Determining a nutrient balance has its shortcomings. First, it shows the results of a static input-output balance, but it does not take changes in nutrient stocks into account. Second, the application is data intensive. Third, given the large diversity between farms, sampling methodology, sample density, and representativeness become issues in how to aggregate farm-level results to a subnational or national level. Nutrient flows may provide a useful tool for farmer understanding of soil management problems, but interventions still need to be profitable. At the same time, nutrient budgeting provides a template for economic budgeting and, therefore, for understanding higher-level determinants of farmers’ soil management practices (Lynam et al., 1998).
The objective of this report is to revisit and synthesize existing studies on soil nutrient stocks, flows and balances at the macrolevel and the microlevel, and to calculate mesolevel nutrient balances for three SSA countries (Ghana, Kenya and Mali). The macrolevel ‘big picture’ should help in targeting profitable soil fertility technologies at the mesolevel, taking functional microlevel diversity into account. As such, the project’s ultimate objective is to provide a methodology for mesolevel stakeholders to better articulate and target scale-specific soil fertility enhancing measures and so ensure that food security policies are sustainable in the longer term. This methodology can then also fit within FAO’s normative programmes.

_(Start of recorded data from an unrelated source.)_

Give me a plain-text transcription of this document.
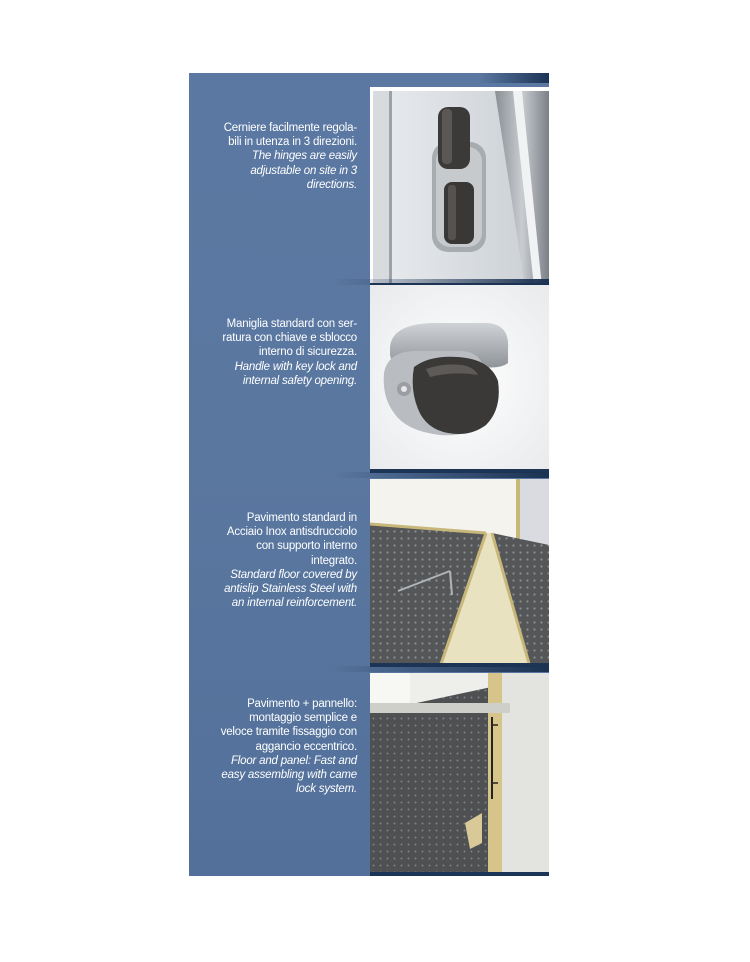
Cerniere facilmente regola-
bili in utenza in 3 direzioni.
The hinges are easily
adjustable on site in 3
directions.
Maniglia standard con ser-
ratura con chiave e sblocco
interno di sicurezza.
Handle with key lock and
internal safety opening.
Pavimento standard in
Acciaio Inox antisdrucciolo
con supporto interno
integrato.
Standard floor covered by
antislip Stainless Steel with
an internal reinforcement.
Pavimento + pannello:
montaggio semplice e
veloce tramite fissaggio con
aggancio eccentrico.
Floor and panel: Fast and
easy assembling with came
lock system.
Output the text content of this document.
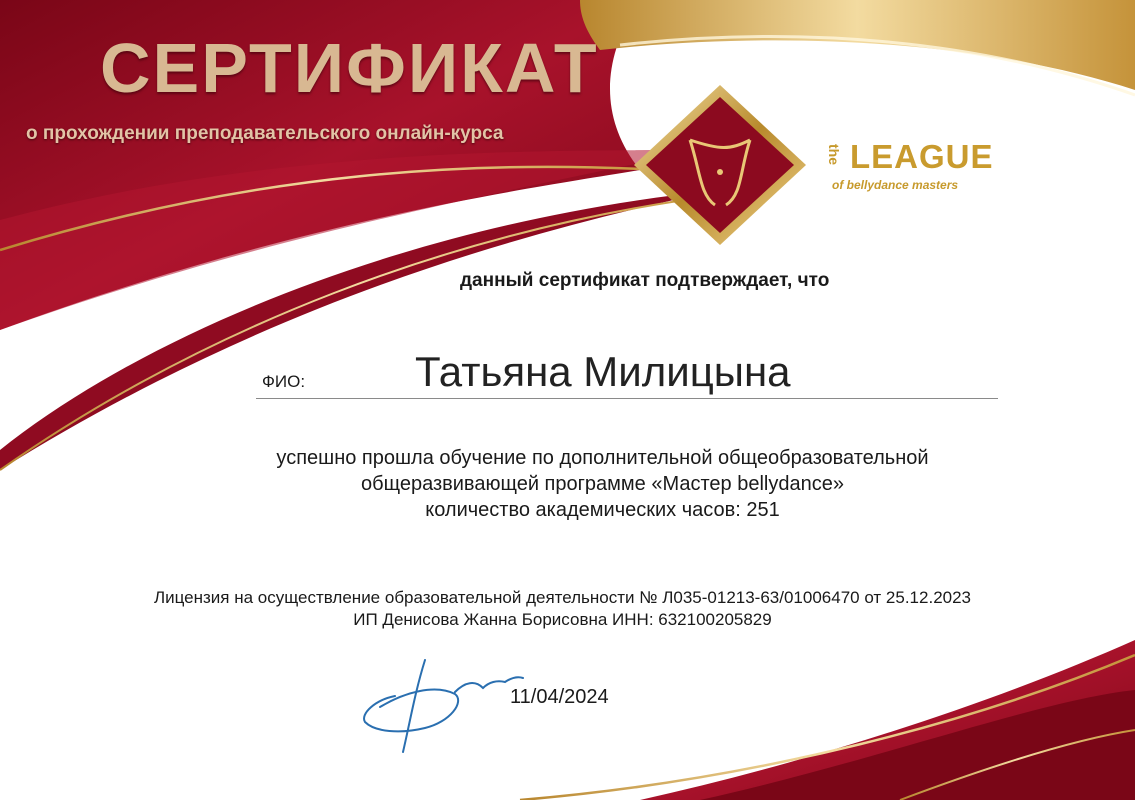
СЕРТИФИКАТ
о прохождении преподавательского онлайн-курса
the LEAGUE
of bellydance masters
данный сертификат подтверждает, что
ФИО:	Татьяна Милицына
успешно прошла обучение по дополнительной общеобразовательной
общеразвивающей программе «Мастер bellydance»
количество академических часов: 251
Лицензия на осуществление образовательной деятельности № Л035-01213-63/01006470 от 25.12.2023
ИП Денисова Жанна Борисовна ИНН: 632100205829
11/04/2024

The report consists of five chapters and a number of annexes. Chapter 2 describes the selection of the three pilot countries, the study areas and the different farming systems to test the mesolevel method. Chapter 3 explains the methodology for calculating the nutrient flows for the different scale levels. Chapters 4 and 5 present and discuss the results of the nutrient-balance calculations for the different scale levels. Soil fertility specialists and mesolevel stakeholders discussed the results at a workshop with 27 participants in Nairobi (17-18 February 2003). Chapter 5 incorporates the outcomes of the workshop, while Annex 11 contains the abstracts of presentations by participants at the workshop.